Personal information
- Full name: Daniela Paola Souza Naranjo
- Born: 27 August 1999 (age 26) Zapopan, Mexico

Sport
- Country: Mexico
- Sport: Taekwondo
- Event: -49 kg
- Team: MEX

Medal record
Representing Mexico
World Championships
| Gold medal – first place | 2022 Guadalajara | 49 kg |
Grand Prix
| Bronze medal – third place | 2022 Rome | 49 kg |
Pan American Championships
| Gold medal – first place | 2021 Cancun | -49 kg |
| Gold medal – first place | 2022 Punta Cana | -49 kg |
Pan American Games
| Gold medal – first place | 2019 Lima | -49 kg |
| Gold medal – first place | 2023 Santiago | -49 kg |
Central American and Caribbean Games
| Gold medal – first place | 2018 Barranquilla | -49 kg |
| Gold medal – first place | 2026 Santo Domingo | -49 kg |
| Silver medal – second place | 2023 San Salvador | -49 kg |
World Junior Championships
| Bronze medal – third place | 2016 Burnaby | -49 kg |

= Daniela Souza =

Mexican taekwondo practitioner

Daniela Paola Souza Naranjo (born 27 August 1999) is a Mexican taekwondo athlete of combat or kyorugi modality. She won the gold medal in the women's flyweight event at the 2022 World Taekwondo Championships held in Guadalajara, Mexico.

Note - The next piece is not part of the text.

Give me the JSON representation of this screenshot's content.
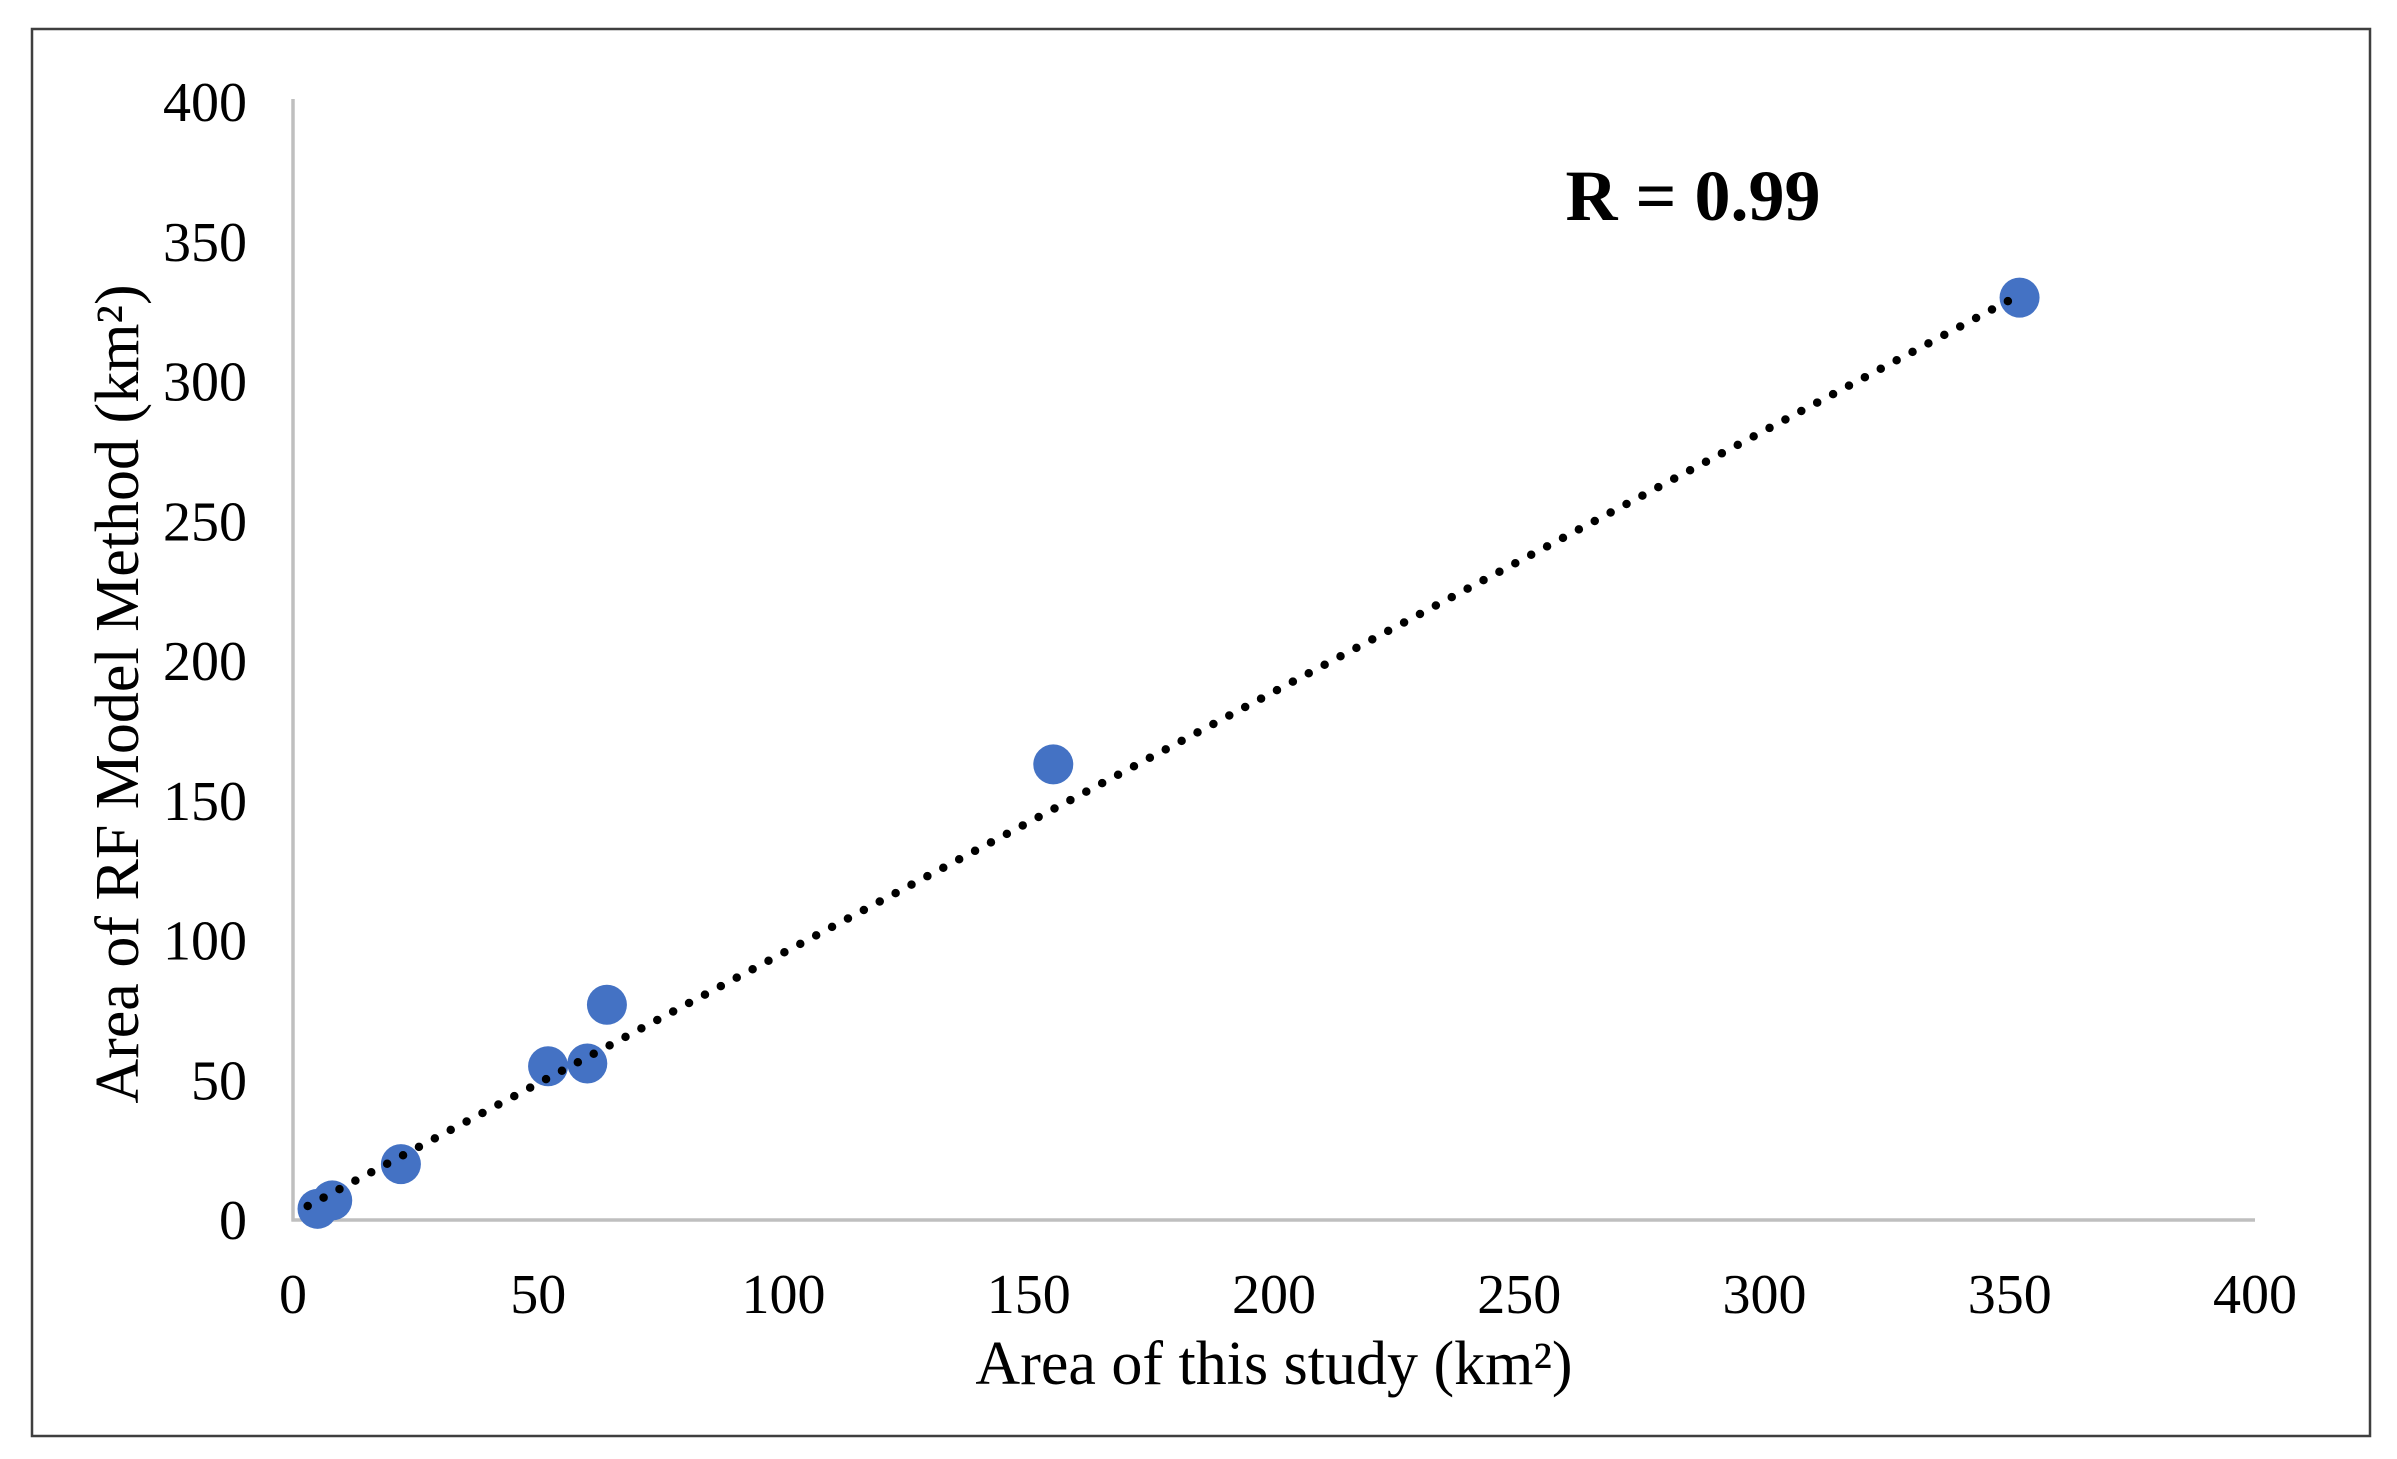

She has won bronze at the World Taekwondo Junior Championships in 2016, the gold medal at the Barranquilla Central American and Caribbean Games in 2018 and at the 2019 Pan American Games in the –49 kg category.

She participated in the 2019 World Taekwondo Championships in Manchester, reaching the quarterfinals of the flyweight tournament. After advancing on a first-round bye, she defeated Bouma Coulibaly from Ivory Coast and Avishag Semberg of Israel before falling to two-time Olympic gold medalist Wu Jingyu.

She was born in Zapopan, but considers Tijuana her hometown.